China and US elites hand-in-hand on PNTR (Re: nathan & 'once and for all'

Nathan Newman nathan at newman.org
Mon Apr 15 08:24:08 PDT 2002


----- Original Message ----- From: "Tim Shorrock" <tshorrock51 at hotmail.com>


>Of course I see China's policies as anti-union to the extreme...
>I don't see China as the 'most abnormal
>nation on earth,' as Rich Trumka declared during the PNTR battle.

I do, at least among large nations. None of the largest nations on earth routinely break every union that forms and jails every union leader who stands up in defiance. There are a fewer smaller countries like Columbia where the govenment does not undertake direct antiunion attacks, but pro-government militias are targetting union leaders for death. But the union leaders at least retain the ability to advocate their cause and publicize those killings without being thrown in jail by the government itself.
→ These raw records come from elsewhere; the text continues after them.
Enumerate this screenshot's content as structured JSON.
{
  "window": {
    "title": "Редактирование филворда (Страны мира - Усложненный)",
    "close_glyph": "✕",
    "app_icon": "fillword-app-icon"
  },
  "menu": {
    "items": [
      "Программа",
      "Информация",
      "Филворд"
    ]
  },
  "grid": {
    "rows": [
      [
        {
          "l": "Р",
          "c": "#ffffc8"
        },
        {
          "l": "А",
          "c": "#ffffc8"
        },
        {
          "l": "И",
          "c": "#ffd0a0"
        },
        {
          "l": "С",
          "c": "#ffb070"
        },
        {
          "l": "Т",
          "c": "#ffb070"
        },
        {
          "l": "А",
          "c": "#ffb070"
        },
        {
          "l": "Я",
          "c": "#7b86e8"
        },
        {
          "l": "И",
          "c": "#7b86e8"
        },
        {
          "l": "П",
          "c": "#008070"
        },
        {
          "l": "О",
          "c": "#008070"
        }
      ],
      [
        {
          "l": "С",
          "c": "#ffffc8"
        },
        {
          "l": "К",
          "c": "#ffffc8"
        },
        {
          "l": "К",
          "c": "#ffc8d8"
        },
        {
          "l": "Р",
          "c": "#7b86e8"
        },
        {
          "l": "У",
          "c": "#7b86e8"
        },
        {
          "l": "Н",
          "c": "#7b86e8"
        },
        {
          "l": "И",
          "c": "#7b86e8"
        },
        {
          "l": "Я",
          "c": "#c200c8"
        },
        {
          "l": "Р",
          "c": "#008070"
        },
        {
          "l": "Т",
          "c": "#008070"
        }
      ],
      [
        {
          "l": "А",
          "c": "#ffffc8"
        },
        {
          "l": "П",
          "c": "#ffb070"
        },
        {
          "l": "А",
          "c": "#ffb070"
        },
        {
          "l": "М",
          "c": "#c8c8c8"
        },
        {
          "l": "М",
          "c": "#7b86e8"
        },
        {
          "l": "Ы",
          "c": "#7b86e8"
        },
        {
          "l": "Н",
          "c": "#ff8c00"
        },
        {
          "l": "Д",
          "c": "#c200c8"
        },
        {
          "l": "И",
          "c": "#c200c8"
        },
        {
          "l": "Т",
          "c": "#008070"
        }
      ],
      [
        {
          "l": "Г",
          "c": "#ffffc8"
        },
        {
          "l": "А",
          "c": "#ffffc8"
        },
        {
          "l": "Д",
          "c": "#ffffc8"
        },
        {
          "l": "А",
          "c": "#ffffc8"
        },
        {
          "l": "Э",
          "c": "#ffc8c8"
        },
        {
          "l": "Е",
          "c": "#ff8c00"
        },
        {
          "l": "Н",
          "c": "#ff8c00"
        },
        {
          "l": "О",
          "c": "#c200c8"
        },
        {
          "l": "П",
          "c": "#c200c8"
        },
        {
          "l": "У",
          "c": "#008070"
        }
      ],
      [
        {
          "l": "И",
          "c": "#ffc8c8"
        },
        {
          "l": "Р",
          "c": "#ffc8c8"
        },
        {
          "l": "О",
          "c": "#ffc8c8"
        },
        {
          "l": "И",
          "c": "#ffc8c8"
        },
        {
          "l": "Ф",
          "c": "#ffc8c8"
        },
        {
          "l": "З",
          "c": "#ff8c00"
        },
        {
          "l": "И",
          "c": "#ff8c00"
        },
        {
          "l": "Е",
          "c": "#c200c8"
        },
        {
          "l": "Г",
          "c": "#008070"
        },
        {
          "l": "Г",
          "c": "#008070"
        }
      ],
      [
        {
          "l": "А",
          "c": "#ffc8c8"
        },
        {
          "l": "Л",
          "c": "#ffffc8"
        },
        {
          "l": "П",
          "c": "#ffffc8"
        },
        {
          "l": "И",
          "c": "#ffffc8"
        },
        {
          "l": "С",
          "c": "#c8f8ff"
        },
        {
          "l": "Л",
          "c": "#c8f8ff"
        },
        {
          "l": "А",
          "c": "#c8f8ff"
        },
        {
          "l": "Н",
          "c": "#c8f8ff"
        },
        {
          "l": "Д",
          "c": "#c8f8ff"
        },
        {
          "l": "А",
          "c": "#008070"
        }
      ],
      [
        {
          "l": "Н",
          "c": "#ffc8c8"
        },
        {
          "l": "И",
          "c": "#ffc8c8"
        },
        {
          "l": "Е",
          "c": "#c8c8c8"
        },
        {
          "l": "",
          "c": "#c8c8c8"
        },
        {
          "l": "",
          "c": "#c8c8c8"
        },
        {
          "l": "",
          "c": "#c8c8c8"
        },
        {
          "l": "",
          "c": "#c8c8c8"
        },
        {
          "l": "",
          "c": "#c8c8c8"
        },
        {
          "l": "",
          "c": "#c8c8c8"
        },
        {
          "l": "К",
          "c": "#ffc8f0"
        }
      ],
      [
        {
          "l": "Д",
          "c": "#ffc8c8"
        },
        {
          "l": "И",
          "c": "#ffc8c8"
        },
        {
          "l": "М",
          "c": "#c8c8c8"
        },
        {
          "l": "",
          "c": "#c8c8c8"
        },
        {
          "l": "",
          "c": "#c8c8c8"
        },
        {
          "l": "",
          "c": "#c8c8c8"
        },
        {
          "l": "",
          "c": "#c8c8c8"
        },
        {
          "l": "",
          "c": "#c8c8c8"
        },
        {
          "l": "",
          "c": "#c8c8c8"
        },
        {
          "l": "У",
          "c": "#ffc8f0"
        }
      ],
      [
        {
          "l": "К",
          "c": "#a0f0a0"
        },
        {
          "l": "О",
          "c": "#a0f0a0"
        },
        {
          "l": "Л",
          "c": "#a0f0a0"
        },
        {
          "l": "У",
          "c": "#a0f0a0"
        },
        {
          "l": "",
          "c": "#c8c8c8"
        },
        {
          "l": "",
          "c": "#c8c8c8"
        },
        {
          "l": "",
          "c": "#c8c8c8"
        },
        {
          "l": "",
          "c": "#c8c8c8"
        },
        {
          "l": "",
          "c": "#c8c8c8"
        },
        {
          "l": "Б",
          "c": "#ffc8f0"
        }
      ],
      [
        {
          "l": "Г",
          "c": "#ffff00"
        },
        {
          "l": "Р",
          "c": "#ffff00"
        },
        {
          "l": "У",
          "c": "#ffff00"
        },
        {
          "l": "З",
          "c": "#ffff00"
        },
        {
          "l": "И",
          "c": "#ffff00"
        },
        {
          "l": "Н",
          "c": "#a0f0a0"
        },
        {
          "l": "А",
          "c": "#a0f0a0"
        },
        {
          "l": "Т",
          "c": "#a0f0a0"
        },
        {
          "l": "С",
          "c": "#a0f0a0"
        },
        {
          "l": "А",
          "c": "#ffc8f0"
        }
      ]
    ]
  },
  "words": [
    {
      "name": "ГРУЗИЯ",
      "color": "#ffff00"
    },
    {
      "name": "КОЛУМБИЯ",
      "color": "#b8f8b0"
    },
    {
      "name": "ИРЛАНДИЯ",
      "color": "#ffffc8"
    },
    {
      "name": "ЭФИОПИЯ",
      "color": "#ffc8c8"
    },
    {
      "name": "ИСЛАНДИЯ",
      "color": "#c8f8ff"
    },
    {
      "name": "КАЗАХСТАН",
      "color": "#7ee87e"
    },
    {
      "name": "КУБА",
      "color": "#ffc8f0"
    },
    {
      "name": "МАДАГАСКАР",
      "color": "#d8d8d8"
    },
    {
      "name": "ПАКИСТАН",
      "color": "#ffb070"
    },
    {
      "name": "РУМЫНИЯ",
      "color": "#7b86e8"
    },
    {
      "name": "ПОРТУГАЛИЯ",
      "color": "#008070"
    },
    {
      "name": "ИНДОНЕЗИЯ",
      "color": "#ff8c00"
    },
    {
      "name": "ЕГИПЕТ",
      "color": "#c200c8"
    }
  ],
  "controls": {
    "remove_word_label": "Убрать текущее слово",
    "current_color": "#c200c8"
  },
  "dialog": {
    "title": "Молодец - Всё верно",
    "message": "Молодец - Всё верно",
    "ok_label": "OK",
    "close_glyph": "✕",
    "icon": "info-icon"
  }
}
China is unique in the total repression of the unions and the absolute repression of speech to advocate for unionism in the political sphere.


>One can argue that China has legitimate national interests and holds
>legitimate gripes against the USA without siding with Chinese government
>policies

Which begs the question-- the USA wanted PNTR, so this was not about US versus China interests, but about US and Chinese capitalist elites cooperating in trade policies at the expense of workers globally.

Even the term "legitimate national interests" is de facto a defense of the government's labor policies which were challenged by those opposing PNTR. Sure, you may prefer a better labor policy in China, but you seem to defend it politically as a ncessary evil to defend China's "legitimate national interests." Yet the irony is that, while you try to play this as a "US versus China" issue, the US government and the Chinese government were not opposed on PNTR. They were in agreement.

I'm sorry-- I don't buy "national interests", just the interests of workers and individuals fighting the collaboration of various elites from China to the US in suppressing them. And in the case of PNTR, those elite interests were on the same side in supporting PNTR, while the AFL-CIO was opposing both.